Ministerpräsident Lothar Späth scheut immer noch die offizielle Bestätigung des Kabinettsbeschlusses – die Welle der Protestäußerungen ist zu stark. Es geht nicht um den Esslinger Mathematikprofessor, der sich wegen der Auflösung seiner PH nach Reutlingen versetzen ließ, dort sein Häusle baut und jetzt auf die neue Versetzung warten muß (als Beamter ist er ja unkündbar). Es geht darum, daß man Hochschulen schnell schließen kann, aber viel Zeit und sehr viel Geld braucht, um neue aufzubauen, wenn der Bedarf da ist. Die gut 4000 Lehrerstudenten der beiden Hochschulen könnten anderswo weiterstudieren, aber nicht immer ihre alten Fächer: Heidelberg und Reutlingen haben die einzigen Ausbildungsgänge für Sonderschullehrer in Baden-Württemberg. Blinde und Gehörlose brauchen Lehrer – auch in dem unwahrscheinlichen Fall, daß der Stuttgarter Landtag eines Tages dem Vorschlag der Grünen folgt und die behinderten Kinder in Normalschulen eingliedert.

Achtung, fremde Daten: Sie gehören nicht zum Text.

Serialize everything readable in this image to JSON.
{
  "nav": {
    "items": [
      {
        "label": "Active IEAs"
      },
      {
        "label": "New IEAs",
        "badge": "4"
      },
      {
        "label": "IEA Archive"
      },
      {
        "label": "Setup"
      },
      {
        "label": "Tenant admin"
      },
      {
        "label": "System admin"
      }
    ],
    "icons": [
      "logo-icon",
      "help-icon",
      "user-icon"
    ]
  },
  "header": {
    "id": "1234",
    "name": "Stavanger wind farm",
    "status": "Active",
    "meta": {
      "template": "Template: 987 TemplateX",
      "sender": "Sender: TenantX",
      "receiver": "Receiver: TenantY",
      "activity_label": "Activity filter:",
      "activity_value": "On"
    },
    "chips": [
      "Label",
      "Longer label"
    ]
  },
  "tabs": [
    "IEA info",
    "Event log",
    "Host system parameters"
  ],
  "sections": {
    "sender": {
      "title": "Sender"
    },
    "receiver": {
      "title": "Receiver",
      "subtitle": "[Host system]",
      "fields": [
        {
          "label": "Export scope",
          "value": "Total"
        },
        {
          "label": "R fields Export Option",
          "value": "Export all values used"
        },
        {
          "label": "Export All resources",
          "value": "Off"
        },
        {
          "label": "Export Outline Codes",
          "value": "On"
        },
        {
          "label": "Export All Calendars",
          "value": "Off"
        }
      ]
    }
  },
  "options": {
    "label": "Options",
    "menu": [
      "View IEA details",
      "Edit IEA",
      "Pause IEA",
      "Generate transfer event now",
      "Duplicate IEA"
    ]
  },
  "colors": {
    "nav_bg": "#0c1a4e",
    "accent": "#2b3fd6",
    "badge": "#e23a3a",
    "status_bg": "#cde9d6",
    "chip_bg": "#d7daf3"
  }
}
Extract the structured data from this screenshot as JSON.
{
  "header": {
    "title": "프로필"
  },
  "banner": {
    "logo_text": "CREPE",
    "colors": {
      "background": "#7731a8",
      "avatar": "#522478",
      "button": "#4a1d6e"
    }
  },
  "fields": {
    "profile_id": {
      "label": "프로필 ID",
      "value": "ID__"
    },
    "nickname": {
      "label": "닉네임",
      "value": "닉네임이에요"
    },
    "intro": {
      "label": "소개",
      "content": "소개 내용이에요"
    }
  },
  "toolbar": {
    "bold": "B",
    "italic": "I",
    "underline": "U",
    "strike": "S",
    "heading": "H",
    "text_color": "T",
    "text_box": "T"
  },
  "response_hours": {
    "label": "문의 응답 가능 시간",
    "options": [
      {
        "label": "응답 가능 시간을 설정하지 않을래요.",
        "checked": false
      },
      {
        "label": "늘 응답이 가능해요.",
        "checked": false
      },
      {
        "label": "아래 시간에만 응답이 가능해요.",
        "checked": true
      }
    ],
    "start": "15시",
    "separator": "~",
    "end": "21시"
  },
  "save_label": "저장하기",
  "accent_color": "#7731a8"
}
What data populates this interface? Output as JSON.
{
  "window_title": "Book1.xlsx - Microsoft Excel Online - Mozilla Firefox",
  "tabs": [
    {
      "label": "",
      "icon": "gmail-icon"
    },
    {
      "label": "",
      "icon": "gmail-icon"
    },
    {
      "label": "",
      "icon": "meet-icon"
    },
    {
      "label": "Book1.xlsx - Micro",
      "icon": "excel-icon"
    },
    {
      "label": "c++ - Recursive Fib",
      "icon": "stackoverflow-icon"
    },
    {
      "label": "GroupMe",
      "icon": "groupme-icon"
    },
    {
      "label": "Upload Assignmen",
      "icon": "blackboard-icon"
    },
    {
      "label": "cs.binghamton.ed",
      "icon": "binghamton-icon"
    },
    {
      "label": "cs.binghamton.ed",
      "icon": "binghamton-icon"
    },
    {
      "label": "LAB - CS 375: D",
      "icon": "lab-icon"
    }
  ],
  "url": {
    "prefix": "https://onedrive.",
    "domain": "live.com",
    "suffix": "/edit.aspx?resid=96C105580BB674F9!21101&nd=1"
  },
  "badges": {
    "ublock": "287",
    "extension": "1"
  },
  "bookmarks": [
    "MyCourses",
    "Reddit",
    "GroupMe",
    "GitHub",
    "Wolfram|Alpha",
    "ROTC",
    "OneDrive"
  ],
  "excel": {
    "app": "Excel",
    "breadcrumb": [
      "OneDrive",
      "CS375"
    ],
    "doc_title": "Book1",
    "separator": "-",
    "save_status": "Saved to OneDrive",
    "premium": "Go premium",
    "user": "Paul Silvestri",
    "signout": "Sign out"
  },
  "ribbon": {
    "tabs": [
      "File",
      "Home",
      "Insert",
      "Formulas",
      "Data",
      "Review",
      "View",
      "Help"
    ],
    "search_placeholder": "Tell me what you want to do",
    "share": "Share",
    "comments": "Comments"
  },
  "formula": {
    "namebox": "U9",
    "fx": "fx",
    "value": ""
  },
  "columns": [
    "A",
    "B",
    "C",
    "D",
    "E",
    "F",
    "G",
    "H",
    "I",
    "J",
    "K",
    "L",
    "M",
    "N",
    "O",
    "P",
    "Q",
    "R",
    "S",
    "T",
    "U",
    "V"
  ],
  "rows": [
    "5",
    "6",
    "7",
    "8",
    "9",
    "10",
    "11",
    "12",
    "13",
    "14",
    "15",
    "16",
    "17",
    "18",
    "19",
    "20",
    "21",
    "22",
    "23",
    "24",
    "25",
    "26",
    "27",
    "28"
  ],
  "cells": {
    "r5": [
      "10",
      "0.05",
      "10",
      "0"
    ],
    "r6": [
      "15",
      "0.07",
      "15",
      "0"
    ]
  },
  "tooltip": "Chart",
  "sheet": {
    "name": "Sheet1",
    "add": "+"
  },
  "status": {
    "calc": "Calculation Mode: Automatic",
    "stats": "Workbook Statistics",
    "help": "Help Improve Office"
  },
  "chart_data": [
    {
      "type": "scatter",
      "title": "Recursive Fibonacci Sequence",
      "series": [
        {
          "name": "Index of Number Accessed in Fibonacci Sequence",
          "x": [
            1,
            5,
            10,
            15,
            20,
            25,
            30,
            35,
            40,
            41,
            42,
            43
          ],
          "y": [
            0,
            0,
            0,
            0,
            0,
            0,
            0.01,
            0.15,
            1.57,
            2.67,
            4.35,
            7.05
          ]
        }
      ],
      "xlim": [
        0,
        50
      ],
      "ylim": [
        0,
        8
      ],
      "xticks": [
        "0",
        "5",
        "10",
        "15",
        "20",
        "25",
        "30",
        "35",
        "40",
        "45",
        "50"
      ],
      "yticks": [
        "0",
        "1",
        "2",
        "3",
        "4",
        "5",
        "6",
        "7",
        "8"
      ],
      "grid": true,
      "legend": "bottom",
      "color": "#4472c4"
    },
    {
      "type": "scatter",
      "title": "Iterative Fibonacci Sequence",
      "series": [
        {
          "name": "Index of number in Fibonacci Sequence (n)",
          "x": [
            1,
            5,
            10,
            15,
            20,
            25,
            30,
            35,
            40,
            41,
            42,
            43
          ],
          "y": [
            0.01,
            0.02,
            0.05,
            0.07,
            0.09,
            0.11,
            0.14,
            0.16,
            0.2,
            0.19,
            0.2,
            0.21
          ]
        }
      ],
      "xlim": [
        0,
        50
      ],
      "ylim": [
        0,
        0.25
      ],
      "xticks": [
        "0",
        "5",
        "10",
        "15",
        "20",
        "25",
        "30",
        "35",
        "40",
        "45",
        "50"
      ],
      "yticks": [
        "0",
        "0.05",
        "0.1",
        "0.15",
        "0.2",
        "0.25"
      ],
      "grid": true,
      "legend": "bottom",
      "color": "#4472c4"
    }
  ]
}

Hochschulen, die die Schrumpfpläne der Politiker überleben, werden weiterhin mit den Reform- und Gegenreformideen aus den Ministerien und Parlamenten leben müssen. Bundesbildungsministerin Dorothee Wilms möchte noch vor der Weihnachtspause und dem Wahlkampf eine Kommission bestellen, die sich im Auftrag ihres Hauses einschlägige Gedanken machen soll. Sie denkt an Experten, nicht an Vertreter der Hochschullehrerverbände. Aber Professoren sollen es wohl sein; die Teilnahme minderbetitelter Universitätsbürger bringe die Kommission in Gefahr, zu sehr zum Spiegelbild von Gremien der Gruppenuniversität zu werden, also unpassend für hochschulpolitische Wendemanöver.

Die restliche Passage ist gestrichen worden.